Daher möchten wir in diesem Beitrag die unterschiedlichen Charakteristika von Kautschuken näher beschreiben und zudem erläutern, wie diese geprüft werden.
Um Materialen und deren Eigenschaften miteinander vergleichen zu können, müssen weitläufig die gleichen Prüfmethoden zugrunde gelegt werden. Als Standards haben sich hierbei weltweit die Vorschriften des Deutschen Instituts für Normung (DIN) sowie des amerikanischen ASTM International etabliert. Die Prüfungen selbst werden aus Gründen der Vergleichbarkeit der Ergebnisse zumeist an Normprüfkörpern bei Raumtemperatur durchgeführt.
Härte
Eine wichtige Eigenschaft eines Gummiformteils ist dessen Härte. Die Härte ist dabei definiert als der Widerstand, den ein (Gummi-)Körper dem Eindringen eines anderen härteren Körpers entgegensetzt. Härteprüfgeräte sind dabei so aufgebaut, dass eine spezielle Nadel durch eine Feder für eine bestimmte Zeit auf die Oberfläche des Elastomers drückt. Je tiefer die Nadel dabei in den Gummi eindringt, desto weicher ist er. Die Härteskala umfasst dabei einen Bereich von 0 bis 100.
Für die Härtemessung eines Elastomers gibt es die Standardprüfverfahren Shore A und IRHD (International Rubber Hardness Degree), die sich hinsichtlich des Aufbaus des Prüfgeräts, der Kontur der Eindring-Nadel und der zu verwendenden Probekörper unterscheiden.
Das Prüfverfahren Shore A ist sehr weit verbreitet. Härteangaben von Gummi-Materialien sind sehr oft in Shore A (ShA) angegeben. Die Messung erfolgt an einem Normprüfkörper. Der Prüfkörper soll glatt sein und eine Dicke von mindestens 6mm sowie einen Durchmesser von mindestens 35mm aufweisen. Mittels des Verfahrens Shore A sind Messungen im Härtebereich von 10 bis 90 möglich, wobei die Messdauer bei 3 Sekunden liegt. Für härtere Materialien wird das Verfahren Shore D verwendet. Die Prüfverfahren sind zum Beispiel in den Normen DIN 53505, ISO 7619 und ASTM D 2240 beschrieben.

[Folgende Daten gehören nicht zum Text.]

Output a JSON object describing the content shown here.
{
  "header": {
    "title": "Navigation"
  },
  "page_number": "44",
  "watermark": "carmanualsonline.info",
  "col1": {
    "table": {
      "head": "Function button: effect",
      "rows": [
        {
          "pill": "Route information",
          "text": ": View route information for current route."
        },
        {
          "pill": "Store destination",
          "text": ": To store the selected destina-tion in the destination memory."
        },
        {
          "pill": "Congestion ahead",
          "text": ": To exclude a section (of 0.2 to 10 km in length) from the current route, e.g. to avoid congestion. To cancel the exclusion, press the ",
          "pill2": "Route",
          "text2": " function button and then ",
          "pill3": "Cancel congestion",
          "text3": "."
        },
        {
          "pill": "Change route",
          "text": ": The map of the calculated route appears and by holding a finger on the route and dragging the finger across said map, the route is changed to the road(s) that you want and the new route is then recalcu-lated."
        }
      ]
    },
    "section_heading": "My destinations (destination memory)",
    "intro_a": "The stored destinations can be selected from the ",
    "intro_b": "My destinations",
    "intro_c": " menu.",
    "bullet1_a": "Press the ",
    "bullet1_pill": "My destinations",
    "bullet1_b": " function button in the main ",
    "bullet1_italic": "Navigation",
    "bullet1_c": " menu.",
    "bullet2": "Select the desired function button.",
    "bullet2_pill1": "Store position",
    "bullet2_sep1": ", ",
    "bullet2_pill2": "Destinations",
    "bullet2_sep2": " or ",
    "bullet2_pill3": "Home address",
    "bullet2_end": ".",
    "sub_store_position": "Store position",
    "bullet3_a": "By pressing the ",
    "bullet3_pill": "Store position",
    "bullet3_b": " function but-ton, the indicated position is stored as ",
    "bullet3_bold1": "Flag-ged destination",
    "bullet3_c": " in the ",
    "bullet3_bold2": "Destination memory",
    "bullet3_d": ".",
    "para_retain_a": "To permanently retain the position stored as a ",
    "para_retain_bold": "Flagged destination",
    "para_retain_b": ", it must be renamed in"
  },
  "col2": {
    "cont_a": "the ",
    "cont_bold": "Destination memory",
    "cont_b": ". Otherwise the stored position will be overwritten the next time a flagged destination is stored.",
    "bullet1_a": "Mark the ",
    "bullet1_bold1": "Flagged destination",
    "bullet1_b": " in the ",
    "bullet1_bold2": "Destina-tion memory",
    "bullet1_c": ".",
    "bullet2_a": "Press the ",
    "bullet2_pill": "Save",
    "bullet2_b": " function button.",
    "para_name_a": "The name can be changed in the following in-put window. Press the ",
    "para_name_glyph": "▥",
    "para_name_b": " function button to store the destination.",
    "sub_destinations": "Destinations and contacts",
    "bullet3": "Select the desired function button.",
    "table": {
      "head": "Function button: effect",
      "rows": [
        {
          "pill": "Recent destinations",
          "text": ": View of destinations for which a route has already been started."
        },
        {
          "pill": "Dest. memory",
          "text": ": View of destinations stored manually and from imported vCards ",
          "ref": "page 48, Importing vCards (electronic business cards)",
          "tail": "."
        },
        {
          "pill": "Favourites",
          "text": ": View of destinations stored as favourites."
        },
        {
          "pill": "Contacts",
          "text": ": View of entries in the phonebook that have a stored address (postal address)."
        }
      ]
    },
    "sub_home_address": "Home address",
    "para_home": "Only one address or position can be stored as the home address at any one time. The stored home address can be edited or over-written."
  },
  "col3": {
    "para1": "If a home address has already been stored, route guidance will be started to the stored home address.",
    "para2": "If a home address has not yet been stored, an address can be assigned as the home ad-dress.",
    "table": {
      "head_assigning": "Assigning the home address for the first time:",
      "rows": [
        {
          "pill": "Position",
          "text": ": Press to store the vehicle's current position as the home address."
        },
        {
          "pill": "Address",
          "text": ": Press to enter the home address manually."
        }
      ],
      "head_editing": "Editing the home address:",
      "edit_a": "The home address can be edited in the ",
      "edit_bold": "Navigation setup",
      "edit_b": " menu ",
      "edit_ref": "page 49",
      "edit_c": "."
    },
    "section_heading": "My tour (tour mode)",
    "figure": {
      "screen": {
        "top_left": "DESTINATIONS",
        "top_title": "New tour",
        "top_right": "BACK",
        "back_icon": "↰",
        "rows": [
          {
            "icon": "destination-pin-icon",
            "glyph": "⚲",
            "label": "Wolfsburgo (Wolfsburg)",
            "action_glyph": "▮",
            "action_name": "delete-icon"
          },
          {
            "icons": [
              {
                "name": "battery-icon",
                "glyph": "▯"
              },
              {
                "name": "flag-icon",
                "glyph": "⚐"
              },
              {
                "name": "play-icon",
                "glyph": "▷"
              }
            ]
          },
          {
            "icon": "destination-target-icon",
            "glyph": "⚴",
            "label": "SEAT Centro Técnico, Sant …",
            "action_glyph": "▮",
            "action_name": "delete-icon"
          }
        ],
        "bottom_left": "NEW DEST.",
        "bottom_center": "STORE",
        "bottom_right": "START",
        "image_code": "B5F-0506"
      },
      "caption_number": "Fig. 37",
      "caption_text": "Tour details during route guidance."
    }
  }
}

Möchte man die Härte nach IRHD bestimmen, muss man vier verschiedene Verfahren unterscheiden: IRHD N (normale Härte), IRHD H (hohe Härte), IRHD L (geringe Härte) und IRHD M (Mikrohärte). Typischerweise kommt dabei das Verfahren IRHD M zum Einsatz, das grundsätzlich eine Fassung des Verfahrens IRHD N ist, aber das Prüfen dünnerer, kleinerer Körper ermöglicht. Der Normprüfkörper muss zwischen 1,5mm und 2,5mm dick sein. Vorteil des Verfahrens nach IRHD M ist, dass auch Fertigteile geprüft werden können. Diese können auch außerhalb des Bereichs von 1,5mm bis 2,5mm liegen, dürfen aber aufgrund des Aufbaus der Prüfnadel nicht dünner als 1,00mm sein. Zu beachten ist, dass bei Prüfungen an Fertigteilen die Ergebnisse in den meisten Fällen nicht mit Prüfungen an Normprüfkörpern übereinstimmen. Der Härtebereich, der mit dem IRHD M Verfahren gemessen werden kann, liegt zwischen 30 und 90. Eine Messung dauert dabei 30 Sekunden. Die zugrunde liegenden Normen sind die DIN ISO 48 und ASTM D 1415.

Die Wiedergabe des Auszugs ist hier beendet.